Notebook paper with calculations of soap batter portions using math

Recipe & Process

  • 40% Olive Oil
  • 25% Coconut Oil
  • 20% Palm Oil
  • 10% Sweet Almond Oil
  • 5% Castor Oil
  • 5% Superfat
  • 33% Lye Strength

  • Colors: Mostly from Nurture Soap, TD and Celestial Blue from WSP

    Design: Slanted layers in ROYGBIV (Rainbow!) with a blue sky layer and drop swirls to resemble white / silver / light blue raindrops (and hopefully clouds on top); fragrance Abalone & Sea from WSP.

    For the rainbow, I had my tall & skinny 2 lb mold tilted until I knew the sky over the red was safe (not moving). Then I stood the mold upright. The total batch weight was just over 55 fl oz. before adding additional water.

    I added some distilled water (34g) to the sky and drop swirl layers for a more fluid trace. I also increased each drop swirl to about 100g instead of 87g, but 120-150g probably would have been ideal. All of the batter was used from one large mixing, no waiting hours for any part of this soap (layers up to the clouds on top).

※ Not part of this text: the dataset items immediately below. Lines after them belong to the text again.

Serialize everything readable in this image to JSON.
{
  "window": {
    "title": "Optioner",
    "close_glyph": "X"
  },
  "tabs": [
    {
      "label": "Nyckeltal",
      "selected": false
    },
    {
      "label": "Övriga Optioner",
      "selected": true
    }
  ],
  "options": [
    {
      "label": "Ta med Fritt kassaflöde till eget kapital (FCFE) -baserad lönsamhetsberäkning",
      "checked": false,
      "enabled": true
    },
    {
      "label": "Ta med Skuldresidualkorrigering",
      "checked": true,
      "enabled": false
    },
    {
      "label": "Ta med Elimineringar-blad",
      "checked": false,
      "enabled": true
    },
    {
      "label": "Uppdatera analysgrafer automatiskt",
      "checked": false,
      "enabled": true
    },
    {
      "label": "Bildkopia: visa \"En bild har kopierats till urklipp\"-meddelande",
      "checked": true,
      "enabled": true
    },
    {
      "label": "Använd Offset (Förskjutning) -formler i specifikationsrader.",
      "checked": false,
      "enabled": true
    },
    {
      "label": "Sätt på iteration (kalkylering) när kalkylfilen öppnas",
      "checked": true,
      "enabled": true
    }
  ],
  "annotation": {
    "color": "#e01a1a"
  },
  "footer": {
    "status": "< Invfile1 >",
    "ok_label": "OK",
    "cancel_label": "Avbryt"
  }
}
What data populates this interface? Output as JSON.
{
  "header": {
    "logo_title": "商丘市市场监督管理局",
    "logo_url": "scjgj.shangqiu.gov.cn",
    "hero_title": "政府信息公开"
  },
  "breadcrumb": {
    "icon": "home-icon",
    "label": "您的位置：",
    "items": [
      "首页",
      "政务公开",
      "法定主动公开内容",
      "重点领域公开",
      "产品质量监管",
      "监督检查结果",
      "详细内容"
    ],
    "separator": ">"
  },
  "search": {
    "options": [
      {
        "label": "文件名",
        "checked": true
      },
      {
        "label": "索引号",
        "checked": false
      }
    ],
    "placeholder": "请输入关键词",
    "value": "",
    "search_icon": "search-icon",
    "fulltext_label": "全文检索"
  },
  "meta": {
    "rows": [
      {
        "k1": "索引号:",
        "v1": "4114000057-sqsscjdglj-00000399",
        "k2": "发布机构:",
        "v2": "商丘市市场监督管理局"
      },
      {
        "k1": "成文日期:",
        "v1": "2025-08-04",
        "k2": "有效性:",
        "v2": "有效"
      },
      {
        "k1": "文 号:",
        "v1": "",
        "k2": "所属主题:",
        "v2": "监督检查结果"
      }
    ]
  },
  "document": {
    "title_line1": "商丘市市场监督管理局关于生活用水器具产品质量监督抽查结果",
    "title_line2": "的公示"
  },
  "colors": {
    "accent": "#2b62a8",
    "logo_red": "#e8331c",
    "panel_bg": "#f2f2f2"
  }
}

    Behold! My super-impressive Paint design:

    Glorious Rainbow Paint rendering


    • Pour at medium trace, except perhaps drop swirl light-medium
    • Use the wall pour technique to reduce the impact on settling layers
    • I'd try to leave more drop swirl batter, 20% for 3 colors was not enough. I'd take some of the sky's 40%
    • For my second ever drop-swirl, this was still a bit too thick of trace to make intricate swirls
    • Light silver coloring is tough to create in soap, and the blues tend to look more green while mixing than in the final product
    • Making a larger batch to slow the trace plus leaving it mainly uncolored and scented kept it very fluid to use while the layers were setting
    • My layers should have been across the entire bottom of the soap (oops, I didn't see that until too late)
    • Having both my camera's battery run out, and then memory become full while trying to make soap is a whole 'nother layer of frustrating ;)

    From One End of the Rainbow to Another

      Rainbow layer drop swirl Artisan Soap


        • This was such a joy to gift to a friend who has two young daughters. They all loved the bright colors, the smell, and the design! So fun!

          Christa Nova
        • I love your thorough write-up about your beautiful soap! It turned out amazing!! Truly beautiful rainbow with sky and clouds. Just to clarify, there was no minimum number of layers, and the layers just needed to go the length of the mold, not necessarily cover the bottom, so you did great!! It’s a very impressive design for a beginner – you should be very proud!